For readers seeking more about the Middle Ages and the Black Death, Kelly's gripping and accessible history is a great place to start. Kelly is very descriptive, placing readers in the middle of filthy towns and decimated villages. He ably details the history of the times, the probable causes of the plague, and offers readers who are interested plenty of side trips that flesh out time and place. Kelly also explores the lasting and dramatic impact of the plague, exploring not only the emotional repercussions of such a wide-scale loss of human life but also the social and cultural ramifications that followed. He offers an easy reading experience, a richly described, largely narrative history that should suit readers looking for more background to Willis's story. For different approaches, see also William H. McNeill's Plagues and Peoples and Barbara W. Tuchman's A Distant Mirror: The Calamitous 14th Century.
Listen-Alikes:
Brooks, Geraldine. Year of Wonders. Books on Tape. 2001. ISBN 9780736675574. $72.
This wonderful historical novel of the English plague in the mid-1600s shares with Willis the central core questions of human choices in the face of despair, along with an emphasis on characterization, language, and period detail. While not sf, Brooks's story offers strong connections to Willis's tale. When the plague infects a small village, residents must decide to flee and possibly spread the disease to others or remain where they are and possibly succumb. Persuaded by the village rector that they must stay, most villagers face the plague, cared for by the rector, his wife, and Anna Frith, a young widow who narrates the story. Parallels to Willis abound, especially in the deft historical re-creation and the moral complexity at the heart of both novels. While the audio version of Doomsday Book is not a stellar experience, the reading of Brooks's novel by Josephine Bailey is a treasure and should please fans of Willis looking for aural experiences. Bailey reads with a lovely pace, allowing listeners to sink into Brooks's gorgeous prose, and with a tonal quality that becomes haunting.
Flynn, Michael. Eifelheim. Blackstone. 2007. ISBN 9781433206115. $72.
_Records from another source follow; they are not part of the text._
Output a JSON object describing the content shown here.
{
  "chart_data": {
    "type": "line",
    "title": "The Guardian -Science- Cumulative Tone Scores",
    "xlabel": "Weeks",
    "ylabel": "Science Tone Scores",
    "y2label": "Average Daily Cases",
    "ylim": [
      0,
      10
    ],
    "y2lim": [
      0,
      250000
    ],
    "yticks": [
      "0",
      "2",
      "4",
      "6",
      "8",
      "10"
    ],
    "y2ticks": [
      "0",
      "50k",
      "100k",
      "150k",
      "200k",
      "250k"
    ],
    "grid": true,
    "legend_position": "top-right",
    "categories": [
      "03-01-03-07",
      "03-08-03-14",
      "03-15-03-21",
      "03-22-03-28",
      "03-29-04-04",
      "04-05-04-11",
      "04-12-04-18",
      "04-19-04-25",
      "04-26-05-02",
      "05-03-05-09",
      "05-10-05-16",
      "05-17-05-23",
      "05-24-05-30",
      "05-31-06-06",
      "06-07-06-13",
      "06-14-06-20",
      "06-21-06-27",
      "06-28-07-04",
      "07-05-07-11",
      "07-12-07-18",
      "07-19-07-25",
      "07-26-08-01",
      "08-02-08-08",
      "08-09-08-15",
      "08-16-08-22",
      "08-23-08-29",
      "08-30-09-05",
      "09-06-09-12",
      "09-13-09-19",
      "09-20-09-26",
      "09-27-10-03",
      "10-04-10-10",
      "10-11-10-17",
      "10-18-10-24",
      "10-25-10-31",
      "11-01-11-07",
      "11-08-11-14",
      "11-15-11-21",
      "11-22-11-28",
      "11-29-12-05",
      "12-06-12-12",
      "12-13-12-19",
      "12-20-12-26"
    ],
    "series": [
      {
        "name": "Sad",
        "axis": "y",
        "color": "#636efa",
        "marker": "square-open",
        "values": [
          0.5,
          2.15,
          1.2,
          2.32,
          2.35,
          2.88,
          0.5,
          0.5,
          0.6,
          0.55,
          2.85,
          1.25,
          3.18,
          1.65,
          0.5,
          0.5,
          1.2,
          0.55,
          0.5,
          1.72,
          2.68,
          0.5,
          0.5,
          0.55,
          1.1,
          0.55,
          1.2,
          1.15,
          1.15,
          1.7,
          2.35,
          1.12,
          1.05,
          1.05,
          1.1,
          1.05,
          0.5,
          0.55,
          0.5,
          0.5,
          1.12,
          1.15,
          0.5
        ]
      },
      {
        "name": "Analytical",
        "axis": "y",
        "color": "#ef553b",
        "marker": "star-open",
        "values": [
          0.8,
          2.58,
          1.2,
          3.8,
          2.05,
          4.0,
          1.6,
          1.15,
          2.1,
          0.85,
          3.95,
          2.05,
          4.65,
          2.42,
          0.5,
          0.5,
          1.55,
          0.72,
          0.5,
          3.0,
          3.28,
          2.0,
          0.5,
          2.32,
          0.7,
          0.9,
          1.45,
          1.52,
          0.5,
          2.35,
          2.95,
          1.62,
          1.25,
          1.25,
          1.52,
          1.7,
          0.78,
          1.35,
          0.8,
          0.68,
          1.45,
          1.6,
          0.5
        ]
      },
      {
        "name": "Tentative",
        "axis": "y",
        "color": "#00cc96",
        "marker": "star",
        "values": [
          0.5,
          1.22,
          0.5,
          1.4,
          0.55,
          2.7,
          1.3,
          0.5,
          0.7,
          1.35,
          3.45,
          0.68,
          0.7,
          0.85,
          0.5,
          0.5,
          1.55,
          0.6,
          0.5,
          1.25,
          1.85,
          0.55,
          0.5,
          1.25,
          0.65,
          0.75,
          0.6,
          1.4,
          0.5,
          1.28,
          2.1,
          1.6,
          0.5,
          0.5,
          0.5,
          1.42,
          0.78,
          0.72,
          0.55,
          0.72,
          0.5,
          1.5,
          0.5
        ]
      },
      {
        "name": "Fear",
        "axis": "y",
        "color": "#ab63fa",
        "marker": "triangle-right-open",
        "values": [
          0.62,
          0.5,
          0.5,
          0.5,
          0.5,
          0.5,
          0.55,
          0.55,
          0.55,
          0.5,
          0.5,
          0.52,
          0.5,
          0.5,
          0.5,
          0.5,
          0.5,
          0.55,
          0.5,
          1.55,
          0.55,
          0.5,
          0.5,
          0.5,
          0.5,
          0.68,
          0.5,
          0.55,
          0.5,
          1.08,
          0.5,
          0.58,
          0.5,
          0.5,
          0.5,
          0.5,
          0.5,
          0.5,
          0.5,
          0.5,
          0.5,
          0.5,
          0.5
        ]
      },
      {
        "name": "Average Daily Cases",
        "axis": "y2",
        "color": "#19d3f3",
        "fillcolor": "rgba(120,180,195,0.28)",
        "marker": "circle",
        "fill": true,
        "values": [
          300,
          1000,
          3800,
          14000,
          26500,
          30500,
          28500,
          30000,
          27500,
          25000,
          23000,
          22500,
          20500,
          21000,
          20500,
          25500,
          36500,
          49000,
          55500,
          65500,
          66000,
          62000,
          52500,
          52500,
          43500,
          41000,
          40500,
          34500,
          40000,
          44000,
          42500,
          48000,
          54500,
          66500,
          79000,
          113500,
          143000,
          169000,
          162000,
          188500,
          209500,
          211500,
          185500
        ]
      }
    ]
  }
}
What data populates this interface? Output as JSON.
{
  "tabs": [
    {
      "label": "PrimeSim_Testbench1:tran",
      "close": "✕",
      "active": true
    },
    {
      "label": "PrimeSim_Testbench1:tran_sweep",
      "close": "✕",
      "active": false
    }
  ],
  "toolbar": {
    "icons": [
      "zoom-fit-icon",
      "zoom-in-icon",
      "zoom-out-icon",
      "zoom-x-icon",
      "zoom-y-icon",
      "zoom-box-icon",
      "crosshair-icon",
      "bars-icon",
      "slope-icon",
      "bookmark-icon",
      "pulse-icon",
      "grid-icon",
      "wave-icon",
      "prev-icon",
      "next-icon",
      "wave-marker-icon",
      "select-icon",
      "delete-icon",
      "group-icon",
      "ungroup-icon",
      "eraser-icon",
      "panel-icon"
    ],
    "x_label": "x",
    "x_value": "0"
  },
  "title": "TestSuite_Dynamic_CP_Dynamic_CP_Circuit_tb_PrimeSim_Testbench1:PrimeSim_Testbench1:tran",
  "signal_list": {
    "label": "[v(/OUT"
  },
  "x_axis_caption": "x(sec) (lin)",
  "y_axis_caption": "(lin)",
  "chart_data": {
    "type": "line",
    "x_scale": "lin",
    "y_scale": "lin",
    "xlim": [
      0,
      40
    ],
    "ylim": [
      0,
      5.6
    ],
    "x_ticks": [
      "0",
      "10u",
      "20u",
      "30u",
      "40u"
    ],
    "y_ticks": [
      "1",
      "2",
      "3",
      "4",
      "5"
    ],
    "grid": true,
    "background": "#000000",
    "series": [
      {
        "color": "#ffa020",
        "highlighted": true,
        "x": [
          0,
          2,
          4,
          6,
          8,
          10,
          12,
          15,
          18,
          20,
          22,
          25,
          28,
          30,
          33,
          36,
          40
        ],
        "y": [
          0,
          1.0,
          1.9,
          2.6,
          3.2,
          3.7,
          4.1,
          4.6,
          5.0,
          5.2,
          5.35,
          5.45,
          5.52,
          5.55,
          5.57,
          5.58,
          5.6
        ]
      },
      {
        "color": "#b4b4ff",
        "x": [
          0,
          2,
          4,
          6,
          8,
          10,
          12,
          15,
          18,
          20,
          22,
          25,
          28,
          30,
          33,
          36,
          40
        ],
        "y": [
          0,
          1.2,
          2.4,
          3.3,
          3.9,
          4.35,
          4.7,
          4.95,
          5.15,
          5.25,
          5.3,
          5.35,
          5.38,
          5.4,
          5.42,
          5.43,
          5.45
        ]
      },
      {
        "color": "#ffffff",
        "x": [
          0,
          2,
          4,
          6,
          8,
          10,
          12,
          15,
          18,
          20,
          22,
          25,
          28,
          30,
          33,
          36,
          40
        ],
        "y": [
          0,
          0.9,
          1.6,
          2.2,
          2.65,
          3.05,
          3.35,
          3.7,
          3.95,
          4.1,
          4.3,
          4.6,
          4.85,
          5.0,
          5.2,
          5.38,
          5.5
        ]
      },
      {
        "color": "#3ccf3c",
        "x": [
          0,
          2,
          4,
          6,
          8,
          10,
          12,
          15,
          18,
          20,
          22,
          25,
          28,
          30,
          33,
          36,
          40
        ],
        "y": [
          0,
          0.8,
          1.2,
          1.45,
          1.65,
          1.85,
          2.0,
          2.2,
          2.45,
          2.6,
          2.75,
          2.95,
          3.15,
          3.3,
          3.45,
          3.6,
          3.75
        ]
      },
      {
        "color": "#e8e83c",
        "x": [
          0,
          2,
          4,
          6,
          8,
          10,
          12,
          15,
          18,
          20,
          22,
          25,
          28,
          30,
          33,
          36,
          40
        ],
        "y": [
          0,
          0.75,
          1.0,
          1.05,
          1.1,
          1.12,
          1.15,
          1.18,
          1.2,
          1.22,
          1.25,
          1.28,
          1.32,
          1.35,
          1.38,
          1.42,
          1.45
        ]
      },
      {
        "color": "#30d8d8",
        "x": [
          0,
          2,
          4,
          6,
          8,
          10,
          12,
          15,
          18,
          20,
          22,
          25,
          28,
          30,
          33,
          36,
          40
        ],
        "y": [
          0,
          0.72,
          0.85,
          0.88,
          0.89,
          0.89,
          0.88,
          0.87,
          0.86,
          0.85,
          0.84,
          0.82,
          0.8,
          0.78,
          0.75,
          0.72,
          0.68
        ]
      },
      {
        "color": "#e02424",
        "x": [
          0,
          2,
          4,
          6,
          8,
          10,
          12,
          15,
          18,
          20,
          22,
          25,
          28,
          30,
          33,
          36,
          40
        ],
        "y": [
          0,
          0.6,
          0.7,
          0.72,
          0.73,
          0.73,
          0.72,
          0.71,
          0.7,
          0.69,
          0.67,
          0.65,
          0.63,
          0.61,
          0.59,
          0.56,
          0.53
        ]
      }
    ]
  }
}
This sf novel should please Willis fans for its engaging method of presenting complex moral issues, its tense and evocative sensibility, its brilliant plotting, and its weaving of historical and current times. Read with great skill by Anthony Heald, this quickly draws listeners into the story of cosmologist Sharon Nagy and mathematical historian Tom Schwoerin, a couple who overlap research interests when both become intrigued by Eifelheim, a village in the Black Forest that disappeared during the plague of 1384. Though alternating story focus, Flynn details the events in Eifelheim as well where Pastor Dietrich discovers an alien race, crash-landed in the forest, and tries to incorporate the aliens into village life. Despite his best efforts, things go tragically wrong, as the Black Death swarms over Eifelheim. Heald narrates the story with a strong sense of discovery and wonder, keeping listener interest high and pulling us into the alternating sections of modern scientific quest and historical community and superstition.